Послышались лёгкие шаги, и вскоре из-за деревьев показалась Марья Филипповна. Простое светло-голубое платье удивительным образом подчёркивало её природную красоту. Русые кудри от влаги завились мелкими кольцами и красиво обрамляли бледное, словно фарфор, лицо. Марья Филипповна остановилась в нескольких шагах от него, робкая улыбка скользнула по её губам:

- Надеюсь, я не заставила ждать вас слишком долго? – Разглядывая из-под ресниц своего vis-a-vis, поинтересовалась она.

- Вас я готов ждать сколько угодно, - Соколинский приблизился к ней и, прикоснувшись в протянутой руке, едва дотронулся губами до трепещущих пальцев.

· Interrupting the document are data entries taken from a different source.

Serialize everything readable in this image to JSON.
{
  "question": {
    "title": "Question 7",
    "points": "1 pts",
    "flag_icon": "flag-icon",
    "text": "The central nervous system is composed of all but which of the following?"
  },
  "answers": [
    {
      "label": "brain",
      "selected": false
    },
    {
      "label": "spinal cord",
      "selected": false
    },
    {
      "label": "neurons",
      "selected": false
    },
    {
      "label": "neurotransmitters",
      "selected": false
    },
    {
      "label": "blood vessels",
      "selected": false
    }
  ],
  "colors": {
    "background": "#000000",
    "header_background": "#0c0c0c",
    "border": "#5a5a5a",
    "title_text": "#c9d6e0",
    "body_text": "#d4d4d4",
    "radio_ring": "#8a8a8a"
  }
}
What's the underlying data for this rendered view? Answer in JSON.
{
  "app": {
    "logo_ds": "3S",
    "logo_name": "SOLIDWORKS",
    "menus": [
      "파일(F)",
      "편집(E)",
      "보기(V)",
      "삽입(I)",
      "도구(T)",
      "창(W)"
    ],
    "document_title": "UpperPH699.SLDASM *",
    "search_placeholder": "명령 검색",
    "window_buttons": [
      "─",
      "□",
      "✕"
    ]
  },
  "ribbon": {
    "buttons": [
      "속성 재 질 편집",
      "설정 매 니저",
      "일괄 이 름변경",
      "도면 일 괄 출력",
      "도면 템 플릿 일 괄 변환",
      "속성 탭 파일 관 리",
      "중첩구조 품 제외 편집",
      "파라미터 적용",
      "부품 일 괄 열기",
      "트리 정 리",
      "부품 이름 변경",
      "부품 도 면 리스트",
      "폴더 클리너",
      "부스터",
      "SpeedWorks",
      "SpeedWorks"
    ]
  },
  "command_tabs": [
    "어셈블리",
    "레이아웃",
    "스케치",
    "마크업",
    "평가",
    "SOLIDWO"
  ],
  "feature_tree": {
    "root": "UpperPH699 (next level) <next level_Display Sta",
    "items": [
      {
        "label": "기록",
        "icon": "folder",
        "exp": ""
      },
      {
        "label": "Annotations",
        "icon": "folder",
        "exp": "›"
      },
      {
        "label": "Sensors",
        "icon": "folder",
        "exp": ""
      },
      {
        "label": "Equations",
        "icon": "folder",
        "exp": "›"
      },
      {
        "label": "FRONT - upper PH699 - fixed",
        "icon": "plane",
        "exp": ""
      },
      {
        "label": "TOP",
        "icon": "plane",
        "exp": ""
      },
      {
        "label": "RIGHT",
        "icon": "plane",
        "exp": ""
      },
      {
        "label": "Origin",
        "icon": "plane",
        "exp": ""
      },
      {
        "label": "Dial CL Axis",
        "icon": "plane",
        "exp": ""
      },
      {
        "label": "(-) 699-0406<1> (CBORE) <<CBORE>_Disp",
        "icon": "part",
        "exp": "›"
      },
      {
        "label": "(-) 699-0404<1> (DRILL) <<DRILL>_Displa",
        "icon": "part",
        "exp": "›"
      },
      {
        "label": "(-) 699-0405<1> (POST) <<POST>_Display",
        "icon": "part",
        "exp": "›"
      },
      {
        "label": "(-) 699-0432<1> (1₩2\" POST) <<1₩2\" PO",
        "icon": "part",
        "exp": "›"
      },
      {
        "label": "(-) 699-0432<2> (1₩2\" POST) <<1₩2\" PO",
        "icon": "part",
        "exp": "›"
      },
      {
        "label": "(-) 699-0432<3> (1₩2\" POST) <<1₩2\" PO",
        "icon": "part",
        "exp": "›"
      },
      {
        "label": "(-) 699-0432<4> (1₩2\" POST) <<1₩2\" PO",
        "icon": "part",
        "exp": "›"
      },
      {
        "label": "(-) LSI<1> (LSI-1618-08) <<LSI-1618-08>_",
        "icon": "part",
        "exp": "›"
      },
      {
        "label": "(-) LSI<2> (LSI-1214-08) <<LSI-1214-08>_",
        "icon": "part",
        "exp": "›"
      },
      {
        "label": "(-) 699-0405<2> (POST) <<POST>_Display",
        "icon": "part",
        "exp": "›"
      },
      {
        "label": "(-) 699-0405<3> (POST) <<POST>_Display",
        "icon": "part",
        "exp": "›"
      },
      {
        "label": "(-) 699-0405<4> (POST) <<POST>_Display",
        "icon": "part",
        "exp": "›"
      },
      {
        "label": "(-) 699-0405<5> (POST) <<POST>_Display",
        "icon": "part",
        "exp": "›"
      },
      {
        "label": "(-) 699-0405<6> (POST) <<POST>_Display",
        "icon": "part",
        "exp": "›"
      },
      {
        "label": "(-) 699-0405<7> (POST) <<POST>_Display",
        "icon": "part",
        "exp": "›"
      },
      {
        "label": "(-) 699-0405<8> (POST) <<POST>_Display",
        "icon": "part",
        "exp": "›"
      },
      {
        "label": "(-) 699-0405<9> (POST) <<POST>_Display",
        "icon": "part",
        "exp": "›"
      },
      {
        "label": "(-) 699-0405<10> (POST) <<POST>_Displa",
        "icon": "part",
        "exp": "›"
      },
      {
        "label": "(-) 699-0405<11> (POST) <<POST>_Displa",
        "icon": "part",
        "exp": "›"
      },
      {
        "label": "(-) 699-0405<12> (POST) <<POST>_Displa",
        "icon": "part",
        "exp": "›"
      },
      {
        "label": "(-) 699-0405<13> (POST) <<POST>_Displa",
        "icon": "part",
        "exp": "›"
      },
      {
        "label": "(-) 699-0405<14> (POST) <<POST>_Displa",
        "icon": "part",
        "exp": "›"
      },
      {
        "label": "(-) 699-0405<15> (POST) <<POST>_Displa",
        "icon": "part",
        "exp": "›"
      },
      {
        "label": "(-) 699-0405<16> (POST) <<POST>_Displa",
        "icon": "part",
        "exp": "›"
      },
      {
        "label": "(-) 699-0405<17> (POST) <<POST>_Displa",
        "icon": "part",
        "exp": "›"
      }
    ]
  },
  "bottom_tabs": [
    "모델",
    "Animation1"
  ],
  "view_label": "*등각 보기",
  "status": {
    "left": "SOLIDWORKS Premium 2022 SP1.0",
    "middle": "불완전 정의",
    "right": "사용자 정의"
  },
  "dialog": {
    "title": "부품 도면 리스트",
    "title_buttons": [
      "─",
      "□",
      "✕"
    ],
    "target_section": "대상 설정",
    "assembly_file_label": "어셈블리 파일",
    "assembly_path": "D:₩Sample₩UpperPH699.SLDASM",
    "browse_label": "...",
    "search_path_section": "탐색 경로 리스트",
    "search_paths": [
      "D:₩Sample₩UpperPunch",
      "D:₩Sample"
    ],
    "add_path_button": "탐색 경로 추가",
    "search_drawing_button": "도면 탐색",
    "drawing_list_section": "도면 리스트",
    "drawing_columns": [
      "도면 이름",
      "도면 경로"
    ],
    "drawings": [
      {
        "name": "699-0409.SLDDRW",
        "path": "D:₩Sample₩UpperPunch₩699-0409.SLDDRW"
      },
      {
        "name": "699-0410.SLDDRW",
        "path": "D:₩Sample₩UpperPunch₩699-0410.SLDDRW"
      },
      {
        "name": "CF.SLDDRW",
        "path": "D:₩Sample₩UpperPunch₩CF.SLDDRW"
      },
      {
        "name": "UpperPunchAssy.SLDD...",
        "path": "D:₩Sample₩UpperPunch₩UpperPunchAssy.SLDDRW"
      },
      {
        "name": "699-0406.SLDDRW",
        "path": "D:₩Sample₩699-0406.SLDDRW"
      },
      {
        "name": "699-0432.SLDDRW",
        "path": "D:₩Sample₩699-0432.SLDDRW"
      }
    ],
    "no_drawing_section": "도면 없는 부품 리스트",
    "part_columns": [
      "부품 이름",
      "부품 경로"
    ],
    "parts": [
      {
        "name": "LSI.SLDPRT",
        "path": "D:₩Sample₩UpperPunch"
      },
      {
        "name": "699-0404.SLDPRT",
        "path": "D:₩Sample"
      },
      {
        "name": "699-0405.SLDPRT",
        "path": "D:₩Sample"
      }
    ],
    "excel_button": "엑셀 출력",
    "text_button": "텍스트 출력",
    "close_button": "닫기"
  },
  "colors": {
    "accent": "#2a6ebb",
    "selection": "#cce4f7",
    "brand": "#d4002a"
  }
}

На сей раз Марья Филипповна выглядела утончённой барышней, платье более скрывало, чем подчёркивало формы, что так запомнились Михаилу Алексеевичу в их прошлую встречу. Соколинский поймал себя на мысли, что уже не может смотреть на неё иначе. Она более не была для него прелестной незнакомкой, а стала куда ближе, чем его наречённая. Стоило прикрыть глаза, вдохнуть тонкий аромат, и воспоминания о том, как сжимал в объятьях стройный стан, целовал тёплую, пахнущую резедой кожу, нахлынули с новой силою.

Испугавшись силы того влечения, что она пробуждала в нём, Михаил Алексеевич выпустил её ладонь. Повисла неловкая пауза. Марья Филипповна опустила голову, уставившись на носочки светлых сафьяновых туфелек, поворачивая в руках выточенную из дерева рукоять кружевного зонтика.